Taking the high road, Bruni made some fun of fat strangers ahead of him in line in Iowa.

We’re fat, folks. Seriously, dangerously fat. And you don’t need statistics to tell you that; you just need to look around. All three people ahead of me in line in a food shop in Des Moines last month qualified as morbidly obese; they had 900 pounds -- easy --among them. One of every two people in line with me at a Coney Island concession stand last weekend were carrying at least 25 extra pounds. When this many people are this overweight, you have not only an epidemic. You have a new normal, a context in which each obese person is less likely to recognize and appreciate the magnitude of his or her health problem because it’s entirely unexceptional.

Bruni rationalized Bloomberg's authoritarianism and didn't mention the hypocrisy, pushed by NBC host Matt Lauer, that Bloomberg presided over "NYC Donut Day" the day after announcing the upcoming ban on extra-large sodas.


Bloomberg and Farley aren’t taking anything away from us, not really. They’re just pushing back against the new normal. They’re trying to reroute our expectations and tweak our habits. “The portions that people are served have a big influence on what they consume,” Farley told me. “It doesn’t seem logical, but that’s the observation.” If given a larger measure or enticed to purchase it, many people will upsize their intake without quite recognizing it.

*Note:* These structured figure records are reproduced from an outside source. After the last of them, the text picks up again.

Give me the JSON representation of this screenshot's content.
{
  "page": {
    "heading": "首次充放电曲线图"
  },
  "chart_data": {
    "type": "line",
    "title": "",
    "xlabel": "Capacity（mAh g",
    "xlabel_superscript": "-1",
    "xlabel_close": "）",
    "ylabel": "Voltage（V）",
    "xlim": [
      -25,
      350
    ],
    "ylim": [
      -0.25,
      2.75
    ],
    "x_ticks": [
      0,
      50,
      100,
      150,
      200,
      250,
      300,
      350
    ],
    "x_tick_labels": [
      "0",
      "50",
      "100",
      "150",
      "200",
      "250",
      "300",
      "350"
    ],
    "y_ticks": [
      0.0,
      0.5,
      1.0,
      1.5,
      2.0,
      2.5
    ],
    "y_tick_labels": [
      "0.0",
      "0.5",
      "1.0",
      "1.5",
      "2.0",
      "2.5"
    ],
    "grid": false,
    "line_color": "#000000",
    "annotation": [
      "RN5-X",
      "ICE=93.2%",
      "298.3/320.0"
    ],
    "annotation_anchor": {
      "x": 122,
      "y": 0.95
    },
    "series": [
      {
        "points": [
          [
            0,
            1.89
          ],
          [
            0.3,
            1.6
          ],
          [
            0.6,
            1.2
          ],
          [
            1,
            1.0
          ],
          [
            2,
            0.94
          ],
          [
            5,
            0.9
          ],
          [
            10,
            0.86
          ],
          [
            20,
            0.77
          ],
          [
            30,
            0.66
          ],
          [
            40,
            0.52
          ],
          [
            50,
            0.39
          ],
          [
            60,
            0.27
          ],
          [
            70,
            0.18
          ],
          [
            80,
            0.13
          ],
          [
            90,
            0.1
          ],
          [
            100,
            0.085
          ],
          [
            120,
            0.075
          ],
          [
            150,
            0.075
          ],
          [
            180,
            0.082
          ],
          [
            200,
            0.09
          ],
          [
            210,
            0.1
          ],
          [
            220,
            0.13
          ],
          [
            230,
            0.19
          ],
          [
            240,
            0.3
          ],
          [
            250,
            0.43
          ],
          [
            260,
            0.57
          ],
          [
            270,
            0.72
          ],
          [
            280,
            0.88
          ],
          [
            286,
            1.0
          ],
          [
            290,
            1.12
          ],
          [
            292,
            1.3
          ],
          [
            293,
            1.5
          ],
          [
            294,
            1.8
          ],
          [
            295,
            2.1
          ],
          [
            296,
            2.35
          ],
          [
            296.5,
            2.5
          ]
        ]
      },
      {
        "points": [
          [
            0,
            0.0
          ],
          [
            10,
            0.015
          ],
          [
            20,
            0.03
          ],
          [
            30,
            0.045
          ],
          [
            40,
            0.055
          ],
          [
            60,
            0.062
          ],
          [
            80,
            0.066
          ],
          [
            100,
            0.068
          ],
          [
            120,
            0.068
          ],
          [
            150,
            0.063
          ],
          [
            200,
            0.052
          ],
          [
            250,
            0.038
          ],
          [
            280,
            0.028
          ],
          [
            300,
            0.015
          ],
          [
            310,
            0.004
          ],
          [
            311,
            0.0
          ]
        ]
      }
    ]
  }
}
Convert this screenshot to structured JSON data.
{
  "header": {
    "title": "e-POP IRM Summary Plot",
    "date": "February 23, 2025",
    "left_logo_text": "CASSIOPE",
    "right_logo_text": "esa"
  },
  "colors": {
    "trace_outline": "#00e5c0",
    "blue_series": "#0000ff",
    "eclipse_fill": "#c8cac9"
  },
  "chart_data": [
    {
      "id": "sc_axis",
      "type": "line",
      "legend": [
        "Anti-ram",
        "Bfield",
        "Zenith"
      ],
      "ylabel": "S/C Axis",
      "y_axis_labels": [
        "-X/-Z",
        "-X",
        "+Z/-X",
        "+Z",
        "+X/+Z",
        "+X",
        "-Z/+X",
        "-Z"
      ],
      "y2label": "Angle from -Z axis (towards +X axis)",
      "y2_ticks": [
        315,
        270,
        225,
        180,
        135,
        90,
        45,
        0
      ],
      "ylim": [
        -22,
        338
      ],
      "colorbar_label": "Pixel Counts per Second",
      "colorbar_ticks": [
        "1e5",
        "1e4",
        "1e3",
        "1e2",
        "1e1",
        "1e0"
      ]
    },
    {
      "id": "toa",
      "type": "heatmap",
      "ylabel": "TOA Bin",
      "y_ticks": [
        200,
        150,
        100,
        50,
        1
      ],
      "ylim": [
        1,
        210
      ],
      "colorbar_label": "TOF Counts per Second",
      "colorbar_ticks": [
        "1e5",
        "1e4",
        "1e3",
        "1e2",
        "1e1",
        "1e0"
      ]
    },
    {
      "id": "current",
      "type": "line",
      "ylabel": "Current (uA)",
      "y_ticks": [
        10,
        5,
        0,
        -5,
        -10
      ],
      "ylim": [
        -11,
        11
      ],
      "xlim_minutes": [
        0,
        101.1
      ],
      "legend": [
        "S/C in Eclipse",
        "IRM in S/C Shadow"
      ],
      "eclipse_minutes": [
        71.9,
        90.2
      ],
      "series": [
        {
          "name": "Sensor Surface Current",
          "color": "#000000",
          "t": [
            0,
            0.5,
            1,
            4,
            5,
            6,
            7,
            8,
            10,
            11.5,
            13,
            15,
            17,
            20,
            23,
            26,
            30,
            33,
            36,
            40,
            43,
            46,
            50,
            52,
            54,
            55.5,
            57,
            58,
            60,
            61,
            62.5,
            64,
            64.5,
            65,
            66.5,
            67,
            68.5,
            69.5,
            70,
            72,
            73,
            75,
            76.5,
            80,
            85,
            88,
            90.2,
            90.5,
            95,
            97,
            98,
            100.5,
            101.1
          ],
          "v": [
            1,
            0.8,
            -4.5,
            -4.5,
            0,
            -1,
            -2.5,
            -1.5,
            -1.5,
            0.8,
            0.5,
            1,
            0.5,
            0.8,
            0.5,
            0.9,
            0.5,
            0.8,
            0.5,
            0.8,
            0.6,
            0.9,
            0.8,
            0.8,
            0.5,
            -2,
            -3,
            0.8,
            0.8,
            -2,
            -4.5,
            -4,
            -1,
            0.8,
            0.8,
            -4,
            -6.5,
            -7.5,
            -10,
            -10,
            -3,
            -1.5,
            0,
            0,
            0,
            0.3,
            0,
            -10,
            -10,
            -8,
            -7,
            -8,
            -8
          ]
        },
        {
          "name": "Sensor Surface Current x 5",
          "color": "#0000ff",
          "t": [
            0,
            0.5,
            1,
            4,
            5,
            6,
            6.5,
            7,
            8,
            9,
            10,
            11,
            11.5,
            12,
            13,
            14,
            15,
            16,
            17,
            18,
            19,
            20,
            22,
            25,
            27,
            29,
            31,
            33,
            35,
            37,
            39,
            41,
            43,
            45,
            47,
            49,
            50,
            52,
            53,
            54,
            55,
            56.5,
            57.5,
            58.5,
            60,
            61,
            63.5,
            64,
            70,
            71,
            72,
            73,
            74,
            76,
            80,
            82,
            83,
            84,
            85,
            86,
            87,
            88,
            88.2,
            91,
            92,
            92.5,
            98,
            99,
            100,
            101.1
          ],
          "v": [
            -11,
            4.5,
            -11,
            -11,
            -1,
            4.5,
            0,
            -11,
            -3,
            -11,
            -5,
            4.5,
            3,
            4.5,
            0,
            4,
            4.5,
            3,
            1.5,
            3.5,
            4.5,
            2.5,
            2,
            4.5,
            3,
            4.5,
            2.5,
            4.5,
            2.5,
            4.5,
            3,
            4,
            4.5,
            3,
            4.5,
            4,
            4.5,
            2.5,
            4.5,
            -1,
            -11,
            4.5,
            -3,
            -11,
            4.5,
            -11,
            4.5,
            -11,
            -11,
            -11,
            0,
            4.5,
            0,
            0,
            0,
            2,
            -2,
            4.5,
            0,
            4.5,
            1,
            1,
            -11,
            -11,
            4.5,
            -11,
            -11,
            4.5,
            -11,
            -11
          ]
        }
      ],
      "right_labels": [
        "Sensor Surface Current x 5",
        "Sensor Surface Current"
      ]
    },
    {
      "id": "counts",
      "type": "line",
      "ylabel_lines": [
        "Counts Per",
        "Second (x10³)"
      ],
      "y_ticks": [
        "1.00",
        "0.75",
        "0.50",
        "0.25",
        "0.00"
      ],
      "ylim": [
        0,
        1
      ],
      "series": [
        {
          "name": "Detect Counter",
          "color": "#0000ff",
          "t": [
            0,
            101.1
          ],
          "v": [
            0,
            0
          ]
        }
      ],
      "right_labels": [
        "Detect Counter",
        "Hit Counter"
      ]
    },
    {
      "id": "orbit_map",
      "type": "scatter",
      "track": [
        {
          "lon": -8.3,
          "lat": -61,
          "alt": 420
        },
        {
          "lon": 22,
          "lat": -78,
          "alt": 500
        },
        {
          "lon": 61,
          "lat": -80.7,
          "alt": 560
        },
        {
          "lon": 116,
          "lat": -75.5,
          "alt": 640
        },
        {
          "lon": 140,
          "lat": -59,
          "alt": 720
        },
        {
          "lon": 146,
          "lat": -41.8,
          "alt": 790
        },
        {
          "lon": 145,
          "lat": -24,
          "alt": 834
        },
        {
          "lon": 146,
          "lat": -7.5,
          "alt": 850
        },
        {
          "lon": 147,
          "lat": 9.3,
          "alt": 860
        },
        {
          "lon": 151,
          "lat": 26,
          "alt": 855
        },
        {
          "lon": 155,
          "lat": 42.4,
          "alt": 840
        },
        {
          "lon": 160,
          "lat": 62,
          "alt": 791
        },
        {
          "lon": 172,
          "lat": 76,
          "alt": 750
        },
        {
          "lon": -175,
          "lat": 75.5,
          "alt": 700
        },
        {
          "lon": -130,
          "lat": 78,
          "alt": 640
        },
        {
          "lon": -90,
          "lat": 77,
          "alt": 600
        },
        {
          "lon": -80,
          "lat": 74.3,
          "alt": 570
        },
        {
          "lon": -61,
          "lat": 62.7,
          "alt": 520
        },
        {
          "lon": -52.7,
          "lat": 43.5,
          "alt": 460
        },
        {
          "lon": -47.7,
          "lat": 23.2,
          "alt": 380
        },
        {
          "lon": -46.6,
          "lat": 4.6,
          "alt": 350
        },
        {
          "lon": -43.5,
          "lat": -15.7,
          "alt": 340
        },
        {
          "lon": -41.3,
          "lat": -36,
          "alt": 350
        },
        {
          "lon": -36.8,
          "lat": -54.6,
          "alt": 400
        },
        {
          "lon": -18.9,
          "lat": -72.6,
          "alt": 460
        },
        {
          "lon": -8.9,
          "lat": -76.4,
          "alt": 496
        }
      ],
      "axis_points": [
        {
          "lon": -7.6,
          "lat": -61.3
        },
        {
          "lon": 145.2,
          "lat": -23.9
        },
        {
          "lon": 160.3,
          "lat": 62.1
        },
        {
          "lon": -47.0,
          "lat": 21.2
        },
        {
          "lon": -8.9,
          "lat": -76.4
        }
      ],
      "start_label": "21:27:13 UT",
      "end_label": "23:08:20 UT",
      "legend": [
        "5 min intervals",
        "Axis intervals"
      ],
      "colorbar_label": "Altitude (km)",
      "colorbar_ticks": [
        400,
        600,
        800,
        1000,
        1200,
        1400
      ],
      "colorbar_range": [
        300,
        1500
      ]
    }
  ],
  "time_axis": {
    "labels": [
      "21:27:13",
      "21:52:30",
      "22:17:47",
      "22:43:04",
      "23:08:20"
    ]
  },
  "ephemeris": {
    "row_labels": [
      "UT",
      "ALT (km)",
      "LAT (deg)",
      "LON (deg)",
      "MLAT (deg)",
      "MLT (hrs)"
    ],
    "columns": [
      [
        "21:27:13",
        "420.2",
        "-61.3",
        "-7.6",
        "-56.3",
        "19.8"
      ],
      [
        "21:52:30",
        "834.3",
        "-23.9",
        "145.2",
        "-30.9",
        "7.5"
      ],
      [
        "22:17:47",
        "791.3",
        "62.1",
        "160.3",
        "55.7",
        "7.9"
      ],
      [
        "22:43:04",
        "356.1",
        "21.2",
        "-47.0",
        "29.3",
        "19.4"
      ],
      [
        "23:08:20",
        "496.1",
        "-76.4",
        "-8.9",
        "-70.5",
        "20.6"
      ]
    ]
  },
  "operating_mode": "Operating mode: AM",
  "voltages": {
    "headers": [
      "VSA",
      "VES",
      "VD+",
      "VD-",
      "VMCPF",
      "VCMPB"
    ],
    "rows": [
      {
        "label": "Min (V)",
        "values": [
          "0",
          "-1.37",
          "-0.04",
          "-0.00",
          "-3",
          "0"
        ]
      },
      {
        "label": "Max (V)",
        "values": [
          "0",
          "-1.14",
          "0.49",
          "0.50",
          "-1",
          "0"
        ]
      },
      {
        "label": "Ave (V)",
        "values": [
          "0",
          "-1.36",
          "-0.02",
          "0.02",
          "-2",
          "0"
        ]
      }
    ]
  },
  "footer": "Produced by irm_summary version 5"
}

The proposed ban is a step too incremental and contained to be considered a serious challenge to personal freedoms. In fact its greatest potential flaw is its possible futility. And any whiff it gives off of overzealous government intervention must be seen in the context of the billions upon billions of advertising and marketing dollars spent annually by the fast-food industry on exhorting us to pig out.